Comme dans L'heure blafarde d'Irish, le film est d'abord rythmé comme une course contre la montre : est-ce que le couple va réussir à échapper aux griffes du bandit et de ses sbires ? Ripley débute son film de manière très classique et le spectateur se sent en terrain connu, celui du film noir avec ses gangsters violents (une violence parfois assez inédite lorsque Steve Cochran frappe une femme en train de lui faire les ongles) et ses seconds rôles inquiétants (Peter Lorre est parfait dans le rôle du sicaire fourbe).
La mise en scène souffre d'un certain manque de moyens (aïe pour les transparences lors des scènes censées se passer au bord de la mer!) mais elle nous offre quelques moments malins (le meurtre d'un propriétaire de bateaux filmé en hors-champ tandis qu'une bouteille de vin brisée déverse son contenu sur le sol).
A mi-chemin du récit, un événement que je ne révélerai pas (difficile d'évoquer ce film en taisant les nombreux rebondissements qu'il comporte) nous plonge dans un tout autre scénario et notre héros doit désormais se battre pour prouver son innocence. Jusqu'au moment où...

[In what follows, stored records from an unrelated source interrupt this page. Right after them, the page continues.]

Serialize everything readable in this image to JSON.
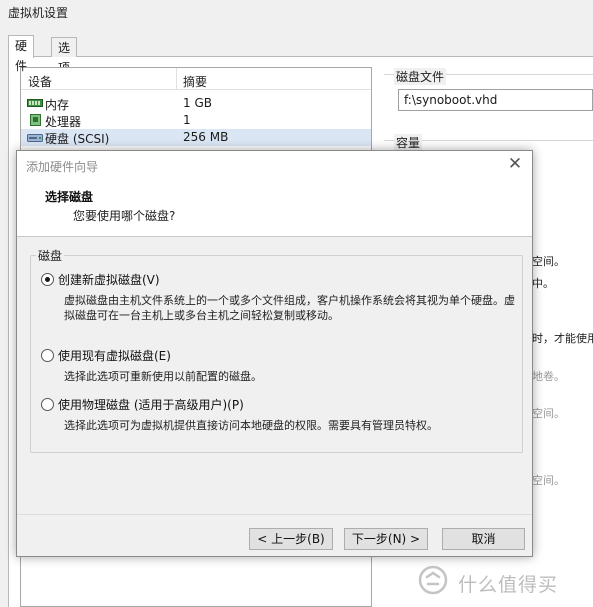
{
  "window": {
    "title": "虚拟机设置",
    "tabs": [
      {
        "label": "硬件",
        "active": true
      },
      {
        "label": "选项",
        "active": false
      }
    ]
  },
  "device_list": {
    "columns": [
      "设备",
      "摘要"
    ],
    "rows": [
      {
        "icon": "memory-icon",
        "name": "内存",
        "summary": "1 GB"
      },
      {
        "icon": "processor-icon",
        "name": "处理器",
        "summary": "1"
      },
      {
        "icon": "hard-disk-icon",
        "name": "硬盘 (SCSI)",
        "summary": "256 MB",
        "selected": true
      }
    ]
  },
  "right_pane": {
    "disk_file_label": "磁盘文件",
    "disk_file_value": "f:\\synoboot.vhd",
    "capacity_label": "容量",
    "fragments": [
      "空间。",
      "中。",
      "时，才能使用",
      "地卷。",
      "空间。",
      "空间。"
    ]
  },
  "dialog": {
    "title": "添加硬件向导",
    "heading": "选择磁盘",
    "subheading": "您要使用哪个磁盘?",
    "group_label": "磁盘",
    "options": [
      {
        "label": "创建新虚拟磁盘(V)",
        "checked": true,
        "description": "虚拟磁盘由主机文件系统上的一个或多个文件组成，客户机操作系统会将其视为单个硬盘。虚拟磁盘可在一台主机上或多台主机之间轻松复制或移动。"
      },
      {
        "label": "使用现有虚拟磁盘(E)",
        "checked": false,
        "description": "选择此选项可重新使用以前配置的磁盘。"
      },
      {
        "label": "使用物理磁盘 (适用于高级用户)(P)",
        "checked": false,
        "description": "选择此选项可为虚拟机提供直接访问本地硬盘的权限。需要具有管理员特权。"
      }
    ],
    "buttons": {
      "back": "< 上一步(B)",
      "next": "下一步(N) >",
      "cancel": "取消"
    }
  },
  "watermark": {
    "text": "什么值得买"
  },
  "colors": {
    "selection": "#dbe6f5",
    "dialog_bg": "#f0f0f0",
    "title_grey": "#8c8c8c"
  }
}
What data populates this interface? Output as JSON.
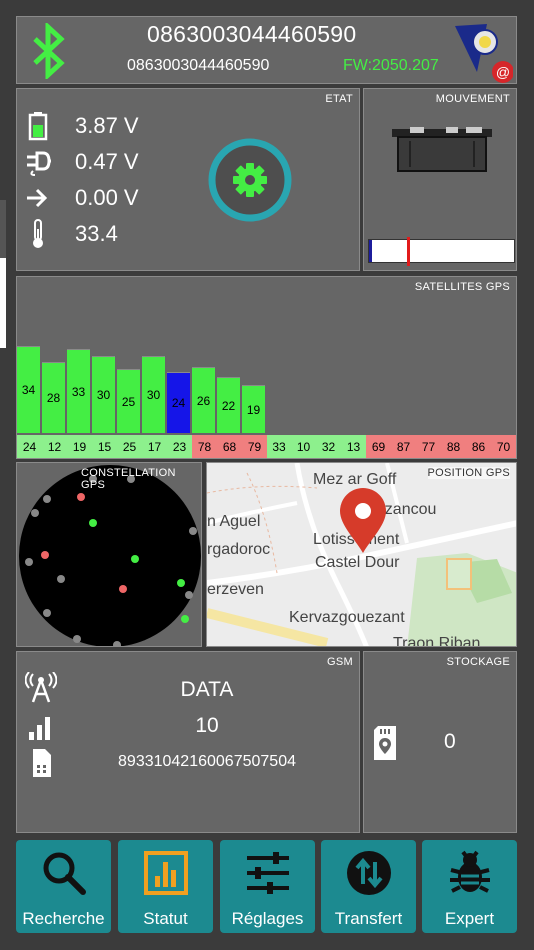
{
  "header": {
    "imei_main": "0863003044460590",
    "imei_sub": "0863003044460590",
    "firmware": "FW:2050.207",
    "logo_badge": "@"
  },
  "etat": {
    "title": "ETAT",
    "battery_voltage": "3.87 V",
    "power_voltage": "0.47 V",
    "input_voltage": "0.00 V",
    "temperature": "33.4"
  },
  "mouvement": {
    "title": "MOUVEMENT",
    "level": 0.26
  },
  "satellites": {
    "title": "SATELLITES GPS",
    "bars": [
      {
        "snr": "34",
        "id": "24",
        "level": 34,
        "color": "#44ee44",
        "label_color": "#8df08d"
      },
      {
        "snr": "28",
        "id": "12",
        "level": 28,
        "color": "#44ee44",
        "label_color": "#8df08d"
      },
      {
        "snr": "33",
        "id": "19",
        "level": 33,
        "color": "#44ee44",
        "label_color": "#8df08d"
      },
      {
        "snr": "30",
        "id": "15",
        "level": 30,
        "color": "#44ee44",
        "label_color": "#8df08d"
      },
      {
        "snr": "25",
        "id": "25",
        "level": 25,
        "color": "#44ee44",
        "label_color": "#8df08d"
      },
      {
        "snr": "30",
        "id": "17",
        "level": 30,
        "color": "#44ee44",
        "label_color": "#8df08d"
      },
      {
        "snr": "24",
        "id": "23",
        "level": 24,
        "color": "#1515e8",
        "label_color": "#8df08d"
      },
      {
        "snr": "26",
        "id": "78",
        "level": 26,
        "color": "#44ee44",
        "label_color": "#f07f7f"
      },
      {
        "snr": "22",
        "id": "68",
        "level": 22,
        "color": "#44ee44",
        "label_color": "#f07f7f"
      },
      {
        "snr": "19",
        "id": "79",
        "level": 19,
        "color": "#44ee44",
        "label_color": "#f07f7f"
      },
      {
        "snr": "",
        "id": "33",
        "level": 0,
        "color": "#44ee44",
        "label_color": "#8df08d"
      },
      {
        "snr": "",
        "id": "10",
        "level": 0,
        "color": "#44ee44",
        "label_color": "#8df08d"
      },
      {
        "snr": "",
        "id": "32",
        "level": 0,
        "color": "#44ee44",
        "label_color": "#8df08d"
      },
      {
        "snr": "",
        "id": "13",
        "level": 0,
        "color": "#44ee44",
        "label_color": "#8df08d"
      },
      {
        "snr": "",
        "id": "69",
        "level": 0,
        "color": "#44ee44",
        "label_color": "#f07f7f"
      },
      {
        "snr": "",
        "id": "87",
        "level": 0,
        "color": "#44ee44",
        "label_color": "#f07f7f"
      },
      {
        "snr": "",
        "id": "77",
        "level": 0,
        "color": "#44ee44",
        "label_color": "#f07f7f"
      },
      {
        "snr": "",
        "id": "88",
        "level": 0,
        "color": "#44ee44",
        "label_color": "#f07f7f"
      },
      {
        "snr": "",
        "id": "86",
        "level": 0,
        "color": "#44ee44",
        "label_color": "#f07f7f"
      },
      {
        "snr": "",
        "id": "70",
        "level": 0,
        "color": "#44ee44",
        "label_color": "#f07f7f"
      }
    ]
  },
  "constellation": {
    "title": "CONSTELLATION GPS"
  },
  "position": {
    "title": "POSITION GPS",
    "places": [
      "Mez ar Goff",
      "Lezancou",
      "n Aguel",
      "rgadoroc",
      "Lotissement",
      "Castel Dour",
      "erzeven",
      "Kervazgouezant",
      "Traon Riban"
    ]
  },
  "gsm": {
    "title": "GSM",
    "mode": "DATA",
    "signal": "10",
    "iccid": "89331042160067507504"
  },
  "stockage": {
    "title": "STOCKAGE",
    "count": "0"
  },
  "nav": [
    {
      "label": "Recherche",
      "icon": "search-icon"
    },
    {
      "label": "Statut",
      "icon": "chart-icon"
    },
    {
      "label": "Réglages",
      "icon": "sliders-icon"
    },
    {
      "label": "Transfert",
      "icon": "transfer-icon"
    },
    {
      "label": "Expert",
      "icon": "bug-icon"
    }
  ],
  "colors": {
    "panel": "#666666",
    "accent_green": "#44ee44",
    "teal": "#1c8a90",
    "snr_blue": "#1515e8"
  }
}
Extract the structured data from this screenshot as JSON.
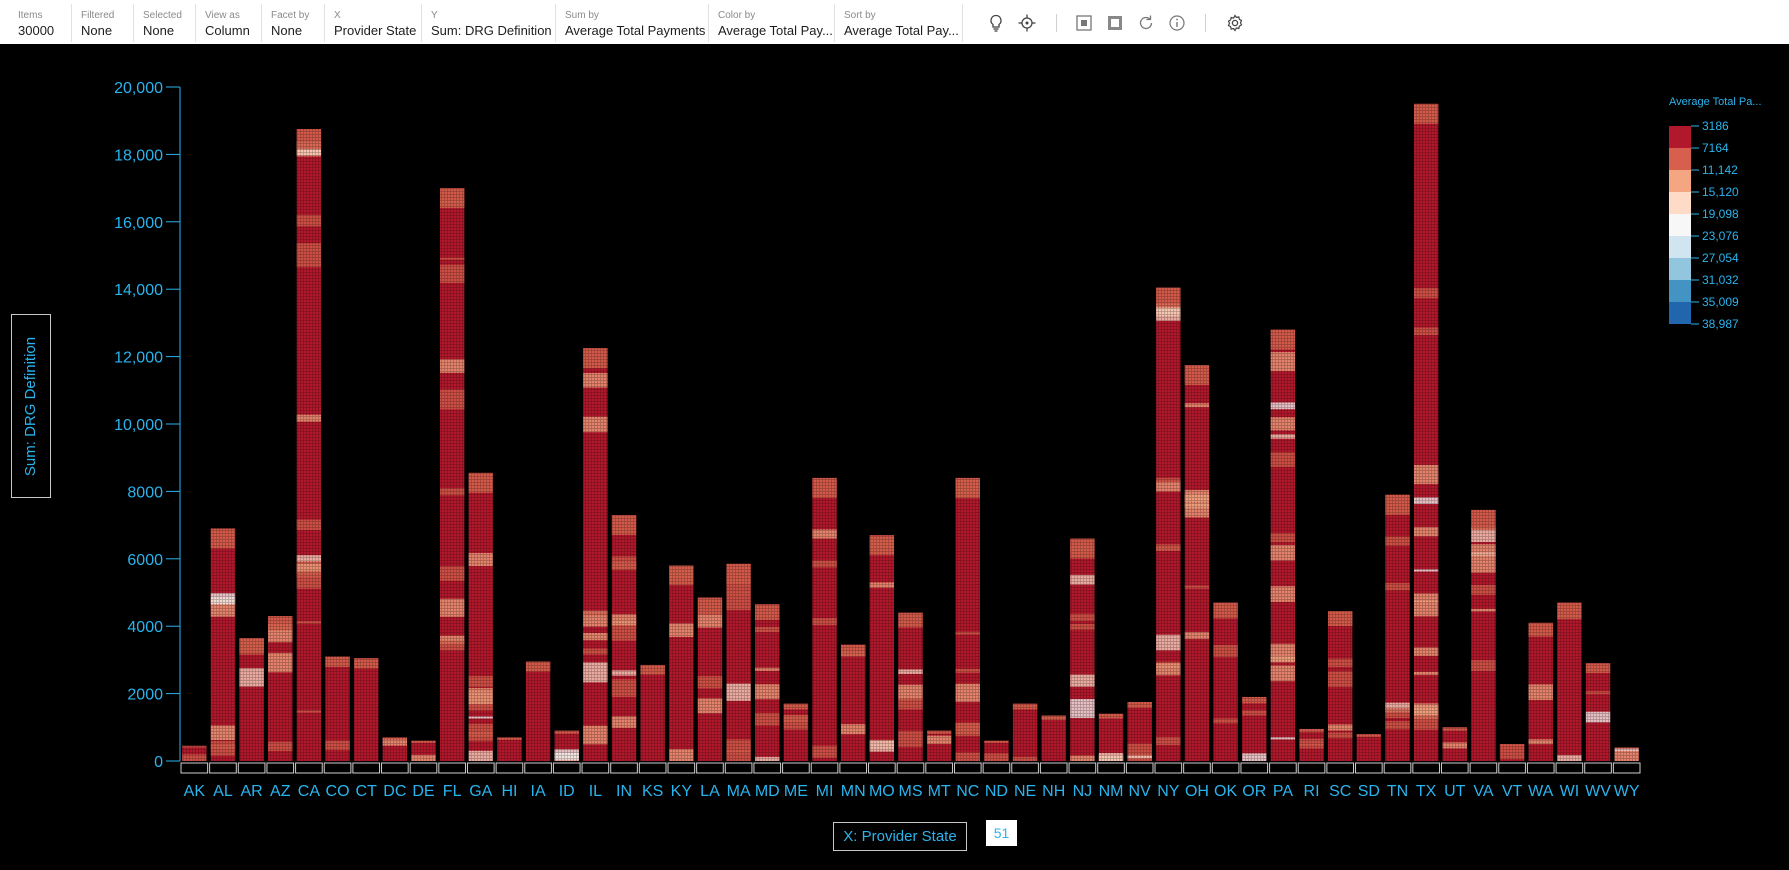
{
  "toolbar": {
    "fields": [
      {
        "caption": "Items",
        "value": "30000"
      },
      {
        "caption": "Filtered",
        "value": "None"
      },
      {
        "caption": "Selected",
        "value": "None"
      },
      {
        "caption": "View as",
        "value": "Column"
      },
      {
        "caption": "Facet by",
        "value": "None"
      },
      {
        "caption": "X",
        "value": "Provider State"
      },
      {
        "caption": "Y",
        "value": "Sum: DRG Definition"
      },
      {
        "caption": "Sum by",
        "value": "Average Total Payments"
      },
      {
        "caption": "Color by",
        "value": "Average Total Pay..."
      },
      {
        "caption": "Sort by",
        "value": "Average Total Pay..."
      }
    ],
    "icons": [
      "lightbulb-icon",
      "crosshair-icon",
      "select-square-icon",
      "select-filled-icon",
      "refresh-icon",
      "info-icon",
      "gear-icon"
    ]
  },
  "x_axis_button": "X: Provider State",
  "y_axis_button": "Sum: DRG Definition",
  "count_badge": "51",
  "legend": {
    "title": "Average Total Pa...",
    "labels": [
      "3186",
      "7164",
      "11,142",
      "15,120",
      "19,098",
      "23,076",
      "27,054",
      "31,032",
      "35,009",
      "38,987"
    ],
    "colors": [
      "#b2182b",
      "#d6604d",
      "#f4a582",
      "#fddbc7",
      "#f7f7f7",
      "#d1e5f0",
      "#92c5de",
      "#4393c3",
      "#2166ac"
    ]
  },
  "chart_data": {
    "type": "bar",
    "categories": [
      "AK",
      "AL",
      "AR",
      "AZ",
      "CA",
      "CO",
      "CT",
      "DC",
      "DE",
      "FL",
      "GA",
      "HI",
      "IA",
      "ID",
      "IL",
      "IN",
      "KS",
      "KY",
      "LA",
      "MA",
      "MD",
      "ME",
      "MI",
      "MN",
      "MO",
      "MS",
      "MT",
      "NC",
      "ND",
      "NE",
      "NH",
      "NJ",
      "NM",
      "NV",
      "NY",
      "OH",
      "OK",
      "OR",
      "PA",
      "RI",
      "SC",
      "SD",
      "TN",
      "TX",
      "UT",
      "VA",
      "VT",
      "WA",
      "WI",
      "WV",
      "WY"
    ],
    "values": [
      450,
      6900,
      3650,
      4300,
      18750,
      3100,
      3050,
      700,
      600,
      17000,
      8550,
      700,
      2950,
      900,
      12250,
      7300,
      2850,
      5800,
      4850,
      5850,
      4650,
      1700,
      8400,
      3450,
      6700,
      4400,
      900,
      8400,
      600,
      1700,
      1350,
      6600,
      1400,
      1750,
      14050,
      11750,
      4700,
      1900,
      12800,
      950,
      4450,
      800,
      7900,
      19500,
      1000,
      7450,
      500,
      4100,
      4700,
      2900,
      400
    ],
    "ylabel": "Sum: DRG Definition",
    "xlabel": "X: Provider State",
    "ylim": [
      0,
      20000
    ],
    "yticks": [
      {
        "value": 0,
        "label": "0"
      },
      {
        "value": 2000,
        "label": "2000"
      },
      {
        "value": 4000,
        "label": "4000"
      },
      {
        "value": 6000,
        "label": "6000"
      },
      {
        "value": 8000,
        "label": "8000"
      },
      {
        "value": 10000,
        "label": "10,000"
      },
      {
        "value": 12000,
        "label": "12,000"
      },
      {
        "value": 14000,
        "label": "14,000"
      },
      {
        "value": 16000,
        "label": "16,000"
      },
      {
        "value": 18000,
        "label": "18,000"
      },
      {
        "value": 20000,
        "label": "20,000"
      }
    ],
    "grid": false,
    "legend_position": "top-right",
    "colors": {
      "axis": "#2ab4ee",
      "text": "#2ab4ee",
      "background": "#000000"
    }
  }
}
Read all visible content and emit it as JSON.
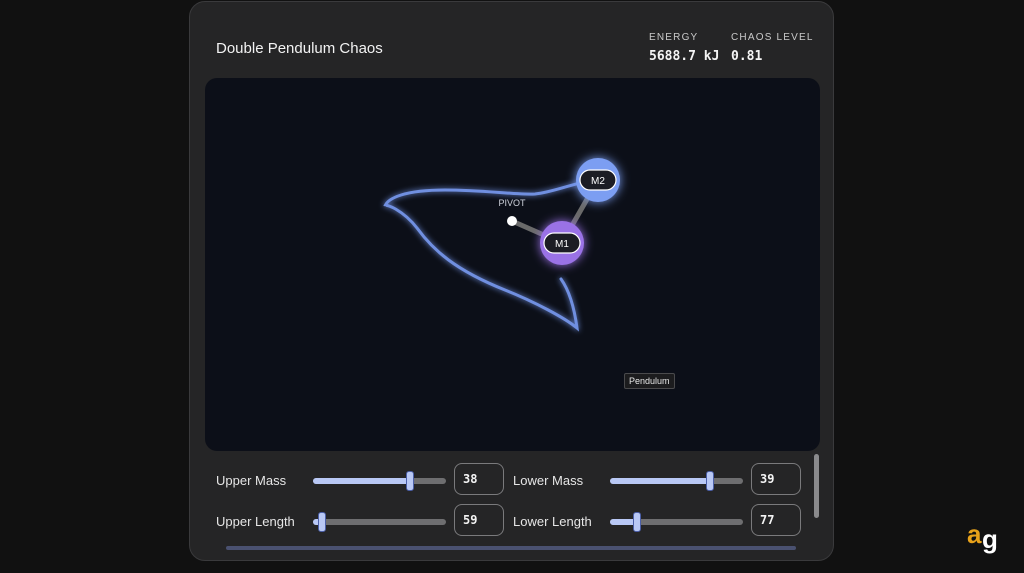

Là encore, Ripley brouille les repères et brise toute notion de réalisme inhérente au genre noir (comme le rappelle Stéphane Bourgoin dans un supplément fort intéressant). Nous ne sommes pas encore chez David Lynch mais il y a dans cette Évadée une véritable dimension onirique qui rend le film surprenant et presque déconcertant.
Œuvre curieuse, tout en coups de théâtre et en zigzags, L'évadée mérite le détour et prouve que la série B américaine n'a pas fini de nous offrir de jolis trésors...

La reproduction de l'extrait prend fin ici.